Well, based on what I was told by the people who were there, you're dead wrong. Don't let your experiences with a weapons outfit in the US make judgements for you on how a pan-European civil airliner project went down.

Also, CONF is a long-time hater of everything the 'bus stands for, so of course he's going to say that. To clarify for CONF, here's the supposedly "ambiguous" list of trim auto/manual status:

Normal : Auto
Alternate : Auto
Direct : Manual

RR_NDB claims that the Airbus system is an example of "Top [Down] Engineering", whereas in fact I was told it was a classic example of Top-Down specification with Bottom-Up implementation - meeting in the middle, which a lot of engineers claim is the most effective way to do things. The whole idea behind the "Laws" was to present a relatively easy set of mnemonics for pilots to understand the aircraft status - as such the A320 was the first airliner to attempt to address the problem of a non-normal situation increasing workload on the pilots in a 2-crew flight deck.

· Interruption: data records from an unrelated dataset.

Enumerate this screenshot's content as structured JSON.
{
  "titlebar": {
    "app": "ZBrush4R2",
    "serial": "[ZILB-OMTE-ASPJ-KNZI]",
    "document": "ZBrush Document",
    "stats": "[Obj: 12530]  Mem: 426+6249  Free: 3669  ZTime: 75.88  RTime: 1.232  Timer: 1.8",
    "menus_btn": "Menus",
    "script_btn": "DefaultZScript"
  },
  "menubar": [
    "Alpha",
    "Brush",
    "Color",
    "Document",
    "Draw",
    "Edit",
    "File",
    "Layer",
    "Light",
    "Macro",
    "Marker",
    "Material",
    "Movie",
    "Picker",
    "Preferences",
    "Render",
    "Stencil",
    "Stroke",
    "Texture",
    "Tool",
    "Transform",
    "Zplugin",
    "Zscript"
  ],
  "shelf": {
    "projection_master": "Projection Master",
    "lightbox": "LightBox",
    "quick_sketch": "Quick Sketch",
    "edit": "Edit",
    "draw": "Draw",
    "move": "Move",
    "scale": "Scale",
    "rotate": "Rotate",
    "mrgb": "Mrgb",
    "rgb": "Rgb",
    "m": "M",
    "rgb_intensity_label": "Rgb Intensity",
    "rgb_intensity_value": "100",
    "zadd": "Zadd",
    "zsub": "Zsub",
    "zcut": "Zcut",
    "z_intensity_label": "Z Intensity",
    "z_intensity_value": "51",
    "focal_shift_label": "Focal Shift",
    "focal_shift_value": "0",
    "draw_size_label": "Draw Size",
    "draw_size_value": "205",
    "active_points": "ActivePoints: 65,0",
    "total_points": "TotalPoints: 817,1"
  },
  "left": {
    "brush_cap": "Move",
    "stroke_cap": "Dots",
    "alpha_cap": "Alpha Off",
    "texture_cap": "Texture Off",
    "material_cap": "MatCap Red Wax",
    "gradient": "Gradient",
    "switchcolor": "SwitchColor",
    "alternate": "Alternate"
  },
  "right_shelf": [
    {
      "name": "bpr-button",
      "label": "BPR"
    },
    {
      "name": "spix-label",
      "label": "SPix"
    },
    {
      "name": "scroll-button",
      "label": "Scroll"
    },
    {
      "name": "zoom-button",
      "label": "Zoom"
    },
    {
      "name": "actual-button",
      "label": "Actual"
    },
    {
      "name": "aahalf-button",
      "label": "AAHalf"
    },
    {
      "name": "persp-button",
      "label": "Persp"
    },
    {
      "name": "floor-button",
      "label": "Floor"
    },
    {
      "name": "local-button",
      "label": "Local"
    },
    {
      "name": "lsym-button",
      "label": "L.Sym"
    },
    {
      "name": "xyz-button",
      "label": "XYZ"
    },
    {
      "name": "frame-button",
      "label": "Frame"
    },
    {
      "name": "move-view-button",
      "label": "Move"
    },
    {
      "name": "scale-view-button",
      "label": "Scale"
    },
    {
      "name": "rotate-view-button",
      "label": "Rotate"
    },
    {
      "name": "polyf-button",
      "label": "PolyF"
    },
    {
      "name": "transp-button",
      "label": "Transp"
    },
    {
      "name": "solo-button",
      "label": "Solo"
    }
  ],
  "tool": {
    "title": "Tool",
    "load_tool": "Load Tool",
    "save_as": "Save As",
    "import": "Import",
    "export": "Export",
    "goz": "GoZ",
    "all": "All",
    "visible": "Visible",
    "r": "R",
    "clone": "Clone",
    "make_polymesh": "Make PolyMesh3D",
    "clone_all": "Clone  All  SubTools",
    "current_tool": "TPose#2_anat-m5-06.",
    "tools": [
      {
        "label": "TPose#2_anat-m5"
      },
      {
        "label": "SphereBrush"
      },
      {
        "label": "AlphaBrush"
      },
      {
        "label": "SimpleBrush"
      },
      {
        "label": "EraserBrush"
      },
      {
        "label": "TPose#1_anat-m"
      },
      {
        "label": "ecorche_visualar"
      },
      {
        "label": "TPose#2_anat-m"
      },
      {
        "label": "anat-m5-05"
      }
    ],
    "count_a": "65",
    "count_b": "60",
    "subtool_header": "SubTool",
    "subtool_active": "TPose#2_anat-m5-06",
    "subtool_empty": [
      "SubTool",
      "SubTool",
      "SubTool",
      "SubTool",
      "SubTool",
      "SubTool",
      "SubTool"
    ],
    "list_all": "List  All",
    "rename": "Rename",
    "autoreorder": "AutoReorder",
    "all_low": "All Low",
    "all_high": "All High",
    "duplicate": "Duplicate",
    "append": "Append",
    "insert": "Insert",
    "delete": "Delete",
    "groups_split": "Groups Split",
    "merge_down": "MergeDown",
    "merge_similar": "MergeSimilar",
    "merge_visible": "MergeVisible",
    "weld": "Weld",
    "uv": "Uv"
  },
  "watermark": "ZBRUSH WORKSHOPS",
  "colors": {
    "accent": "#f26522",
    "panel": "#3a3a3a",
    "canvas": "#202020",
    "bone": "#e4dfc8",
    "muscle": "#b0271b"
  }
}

In the days of 3-crew operation, the Flight Engineer was expected to know the systems intimately, along with all the failure mode combinations and settings to maintain safe flight when those failures occurred. The only reason Alternate Law has sub-modes is because that knowledge of the systems is coded into the FCU logic - I'll say it again here - all a pilot really has to remember about Alternate Law is that there are no hard protections and that more care has to be taken to ensure flight envelope limits are not exceeded. If that's too complicated for the average pilot to understand, it's a wonder any pilot ever passed their IR*.

The implementation was "Bottom-Up" in the sense that Direct Law is the first layer of abstraction, providing straightforward control of the surfaces via digital means. Alternate was the next layer, roughly analogous to the old A300/A310 protections which activated only when the pilots let go of the controls. Normal was the third and final layer, which added the advanced FCU protections that made the Airbus FBW series seem like such an advance - when it was in fact only an iterative improvement over the previous generation.

Even the supposedly more "pilot-centred" B777 has more than just "manual" and "autopilot" modes, and again as I've said before, the force-feedback logic is itself far more complicated under the hood than anything in any of the A320's systems.

[* - Note to those for whom English is a second language - what I'm actually saying here is that I don't believe that the average pilot would find the flight control law system on the Airbus FBW series too complex to understand.]

Last edited by DozyWannabe; 2nd Oct 2011 at 13:54.